Como la diosa de la Magia siguió guardando silencio, Bane se volvió y se dirigió al ruidoso estanque, donde reanudó la vigilancia de los huéspedes acampados fuera del castillo.

¡Ven inmediatamente!, ordenó Mystra, y Caitlan se puso en acción. A pesar de las palabras de la diosa, según las cuales debía dejar a sus nuevos amigos detrás, Caitlan tuvo la tentación de despertar a Medianoche o a Kelemvor, explicarles la llamada de Mystra y decirles que no había tiempo que perder, que tenían que dirigirse inmediatamente al castillo.

Pero había que seguir las órdenes de Mystra al pie de la letra; de modo que Caitlan repitió para sus adentros las palabras del sortilegio y se vio elevada en el cielo nocturno. Cyric ni siquiera oyó nada cuando empezó a moverse. Y, a pesar de la alegría producida por la experiencia de volar por el aire, Caitlan no olvidó en ningún momento la triste razón de su viaje.

La diosa la necesitaba.

Con el requerimiento de Mystra, Caitlan había recibido una compleja serie de imágenes y, siguiendo la equivalencia de estas imágenes en la vida real, no tardó en llegar al castillo de Kilgrave y entrar en él sin ser detectada. Aun cuando los polvorientos pasillos que recorría parecían bastante inofensivos, Caitlan presintió la presencia de un demonio en el lugar. La muchacha encontró, finalmente, la habitación donde vio la extraña y resplandeciente forma de la diosa de la Magia.

Mystra no parecía en absoluto humana. Había sido encadenada a la pared de la mazmorra con unas cadenas extrañas, y flotaba por la sala delante de Caitlan como un fantasma.

En la sala había también un hombre de una deformidad horrible. Estaba en el centro del cuarto mirando dentro de una cuba vistosamente tallada que contenía un agua oscura, casi negra. Caitlan vio que sus rasgos eran en parte humanos, en parte animales y en parte demoníacos. El hombre deforme se volvió súbitamente y miró en dirección de la muchacha, pero ésta permaneció escondida en las sombras. Daba la impresión de que él la hubiera oído entrar en la mazmorra o, de alguna forma, presintiese su presencia.

El hombre de negro se volvió hacia Mystra y sonrió.

—Tengo ganas de que salga el sol, así podrán venir esos pobres humanos y distraerme un poco.

—Harán algo más que distraerte, Bane —dijo Mystra.

Caitlan estuvo a punto de lanzar un grito. ¡El hombre deforme era lord Bane, dios de la Lucha! Debía de haberse mutado, como había hecho Tymora en Arabel.

Fue entonces cuando Caitlan supo lo que se esperaba de ella y se regocijó al comprender cuál era su último destino.
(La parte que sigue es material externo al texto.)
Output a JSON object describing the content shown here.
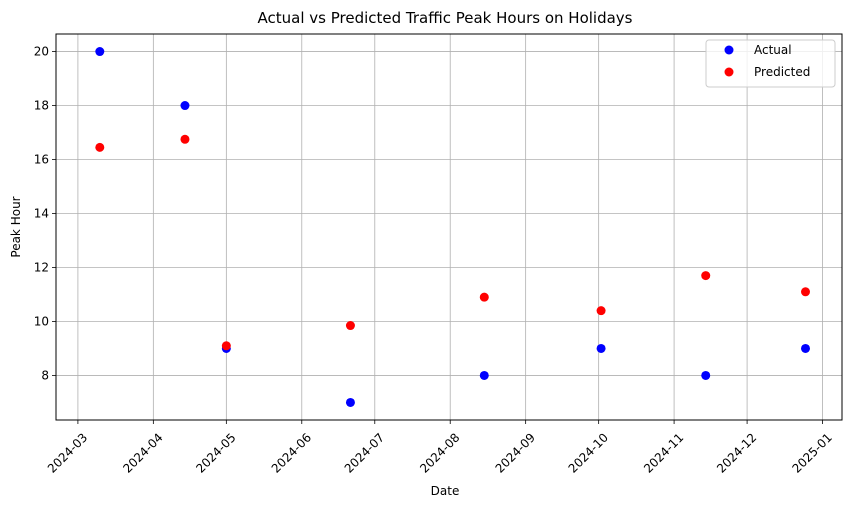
{
  "chart_data": {
    "type": "scatter",
    "title": "Actual vs Predicted Traffic Peak Hours on Holidays",
    "xlabel": "Date",
    "ylabel": "Peak Hour",
    "x_axis_type": "date",
    "xlim": [
      "2024-02-21",
      "2025-01-09"
    ],
    "ylim": [
      6.35,
      20.65
    ],
    "x_ticks": [
      "2024-03-01",
      "2024-04-01",
      "2024-05-01",
      "2024-06-01",
      "2024-07-01",
      "2024-08-01",
      "2024-09-01",
      "2024-10-01",
      "2024-11-01",
      "2024-12-01",
      "2025-01-01"
    ],
    "x_tick_labels": [
      "2024-03",
      "2024-04",
      "2024-05",
      "2024-06",
      "2024-07",
      "2024-08",
      "2024-09",
      "2024-10",
      "2024-11",
      "2024-12",
      "2025-01"
    ],
    "y_ticks": [
      8,
      10,
      12,
      14,
      16,
      18,
      20
    ],
    "y_tick_labels": [
      "8",
      "10",
      "12",
      "14",
      "16",
      "18",
      "20"
    ],
    "grid": true,
    "legend_position": "top-right",
    "series": [
      {
        "name": "Actual",
        "color": "#0000ff",
        "points": [
          {
            "x": "2024-03-10",
            "y": 20
          },
          {
            "x": "2024-04-14",
            "y": 18
          },
          {
            "x": "2024-05-01",
            "y": 9
          },
          {
            "x": "2024-06-21",
            "y": 7
          },
          {
            "x": "2024-08-15",
            "y": 8
          },
          {
            "x": "2024-10-02",
            "y": 9
          },
          {
            "x": "2024-11-14",
            "y": 8
          },
          {
            "x": "2024-12-25",
            "y": 9
          }
        ]
      },
      {
        "name": "Predicted",
        "color": "#ff0000",
        "points": [
          {
            "x": "2024-03-10",
            "y": 16.45
          },
          {
            "x": "2024-04-14",
            "y": 16.75
          },
          {
            "x": "2024-05-01",
            "y": 9.1
          },
          {
            "x": "2024-06-21",
            "y": 9.85
          },
          {
            "x": "2024-08-15",
            "y": 10.9
          },
          {
            "x": "2024-10-02",
            "y": 10.4
          },
          {
            "x": "2024-11-14",
            "y": 11.7
          },
          {
            "x": "2024-12-25",
            "y": 11.1
          }
        ]
      }
    ]
  }
}
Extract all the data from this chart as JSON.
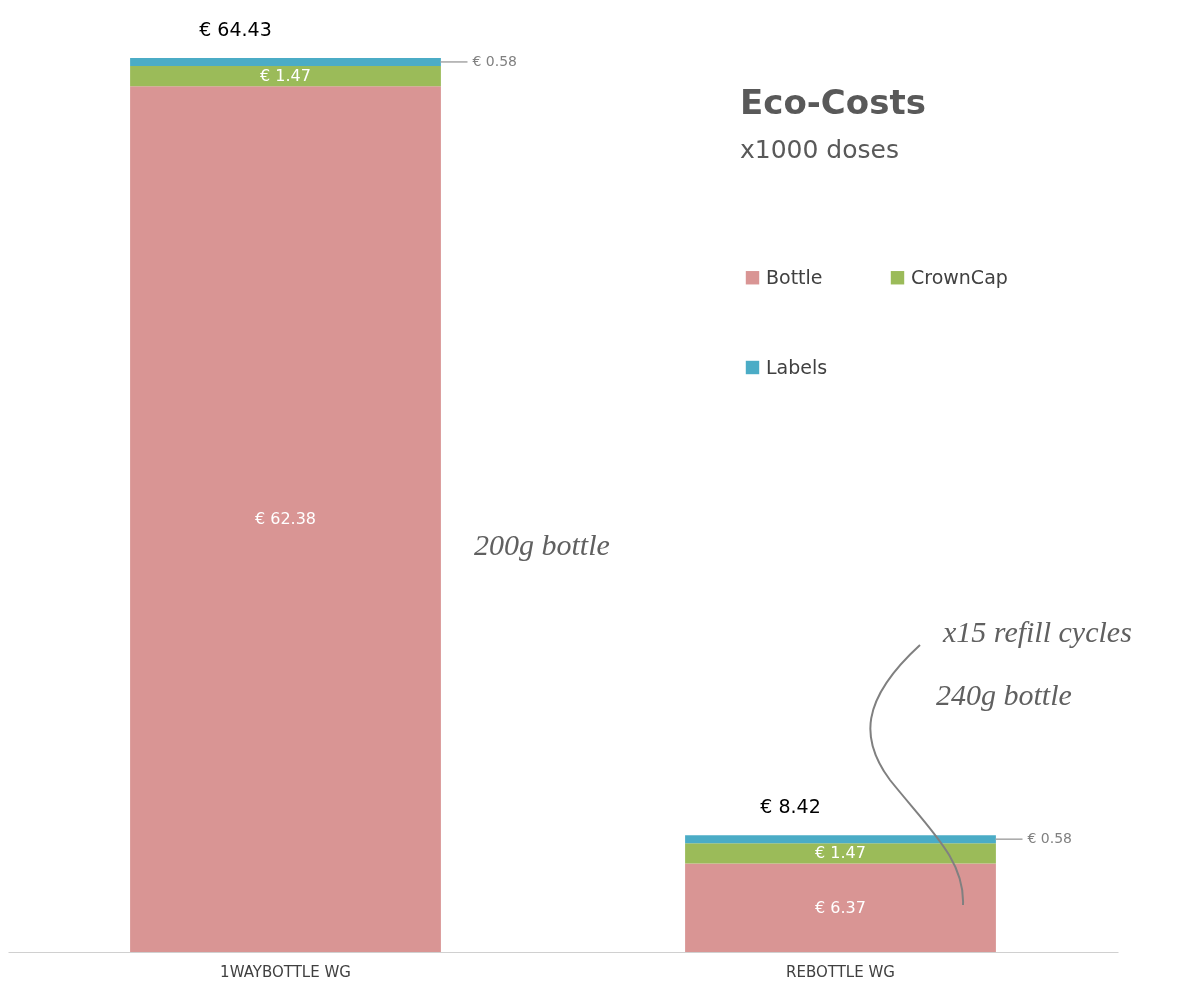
{
  "chart_data": {
    "type": "bar",
    "title": "Eco-Costs",
    "subtitle": "x1000 doses",
    "stacked": true,
    "legend": "top right",
    "categories": [
      "1WAYBOTTLE WG",
      "REBOTTLE WG"
    ],
    "series": [
      {
        "name": "Bottle",
        "color": "#d99594",
        "values": [
          62.38,
          6.37
        ],
        "value_labels": [
          "€ 62.38",
          "€ 6.37"
        ]
      },
      {
        "name": "CrownCap",
        "color": "#9bbb59",
        "values": [
          1.47,
          1.47
        ],
        "value_labels": [
          "€ 1.47",
          "€ 1.47"
        ]
      },
      {
        "name": "Labels",
        "color": "#4bacc6",
        "values": [
          0.58,
          0.58
        ],
        "value_labels": [
          "€ 0.58",
          "€ 0.58"
        ]
      }
    ],
    "totals": [
      "€ 64.43",
      "€ 8.42"
    ],
    "annotations": [
      "200g bottle",
      "x15 refill cycles",
      "240g bottle"
    ]
  }
}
Ante ella, Bane gritaba a la diosa, le lanzaba viles amenazas, imploraba a la cautiva diosa que se uniese a él en cierto plan disparatado que él había ideado. Mystra no contestó y Caitlan temió que la esencia de la diosa se estuviese desvaneciendo, que la diosa pudiese morir. Luego descartó estos pensamientos y esperó a que Bane se alejase el tiempo suficiente para cubrir la distancia que la separaba de la diosa de la Magia.

Le llegaría entonces a Mystra el momento de regocijarse.